Em 1 de dezembro, o economista brasileiro José Álvaro de Lima Cardoso denunciou a dívida pública como um “mecanismo infinito de drenagem de dinheiro público”. José Álvaro de Lima Cardoso referia-se à limitação dos gastos para atender as necessidades sociais impostas ao orçamento brasileiro após o golpe de Estado contra a presidente Dilma Rousseff em 2016. Uma medida semelhante à adotada na Costa Rica, através de uma lei aprovada sem a necessidade de um golpe de Estado. No Brasil, os gastos sociais do governo também foram congelados por 20 anos, resultando numa grave recessão econômica e em resultados sociais desastrosos.

Em 2004, em meio a uma nova crise financeira internacional, Ernesto Gutiérrez Betancor publicou um artigo na revista da UNAM Conceptos Sociales (reproduzido por vários meios de comunicação) intitulado “A dívida externa, quem deve a quem?”. Salientou ali que “nos últimos anos, as condições de vida da maioria da população na África, América Latina e Ásia pioraram drasticamente”. “Na África subsaariana, por exemplo, o consumo médio per capita é inferior ao que era em 1970. A renda da maioria dos latino-americanos também é 20% menor do que era em 1980. Esta situação desesperada é frequentemente apresentada como o produto da corrupção, incompetência ou ineficiência”.

Mas, diz Gutiérrez Betancor, as estatísticas mostram uma realidade muito diferente. “Em 1999, os 41 países pobres altamente endividados (PPAE) transferiram para o Norte 1,68 bilhão de dólares a mais do que receberam. No mesmo ano, os chamados países do ‘Terceiro Mundo’ em seu conjunto fizeram uma transferência líquida de recursos de 114,6 bilhões de dólares”. Apesar disso, uma dívida que, em 1982, chegava a 780 bilhões de dólares tinha subido para pouco mais de 2 trilhões de dólares, menos de 25 anos depois.

No final de 2019, a dívida externa total dos países de renda média e baixa (não de todo o chamado Terceiro Mundo, ou dos “mercados emergentes”) chegava a 8,1 trilhões de dólares, segundo dados do Banco Mundial, instituição responsável pelos programas de redução da dívida e da pobreza, onde trabalhava Rodrigo Chaves. Já na década de 1970, Robert McNamara, ex-executivo da Ford, secretário de defesa dos EUA durante a Guerra do Vietnã e depois presidente do Banco Mundial entre 1968 e 1981, advertiu que “a taxa média de aumento da dívida após a década de 1960 é cerca do dobro da taxa de crescimento das receitas de exportação, com as quais os países endividados devem garantir este serviço da dívida. Esta situação não pode continuar indefinidamente”.

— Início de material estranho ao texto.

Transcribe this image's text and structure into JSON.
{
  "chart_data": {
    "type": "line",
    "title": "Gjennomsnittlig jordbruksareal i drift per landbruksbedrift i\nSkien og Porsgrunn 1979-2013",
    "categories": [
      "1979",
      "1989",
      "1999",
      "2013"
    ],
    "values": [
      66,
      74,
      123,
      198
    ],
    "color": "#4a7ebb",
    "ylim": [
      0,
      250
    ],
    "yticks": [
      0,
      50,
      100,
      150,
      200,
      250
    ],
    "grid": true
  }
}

Quando se tornou claro que os países subdesenvolvidos não seriam capazes de cumprir seus compromissos nas condições pactuadas, o Banco Mundial e o Fundo Monetário Internacional propuseram as chamadas “políticas de ajuste estrutural” como solução. As medidas fundamentais destas políticas são a redução do gasto público e a privatização de empresas estatais. Quarenta anos destas políticas resultaram na aceleração de um processo cujas consequências insustentáveis McNamara advertia contrariamente há 50 anos.

Na Costa Rica, o governo propõe a privatização do Banco da Costa Rica, um dos três bancos estatais. O ministro das finanças vangloria-se de que, pela primeira vez em treze anos, o governo amortizará o valor principal da dívida. Mas o segredo não está aí, e sim na venda do banco, um negócio excepcional, para o qual os potenciais compradores (incluindo os bancos colombianos) sempre tiveram os olhos voltados.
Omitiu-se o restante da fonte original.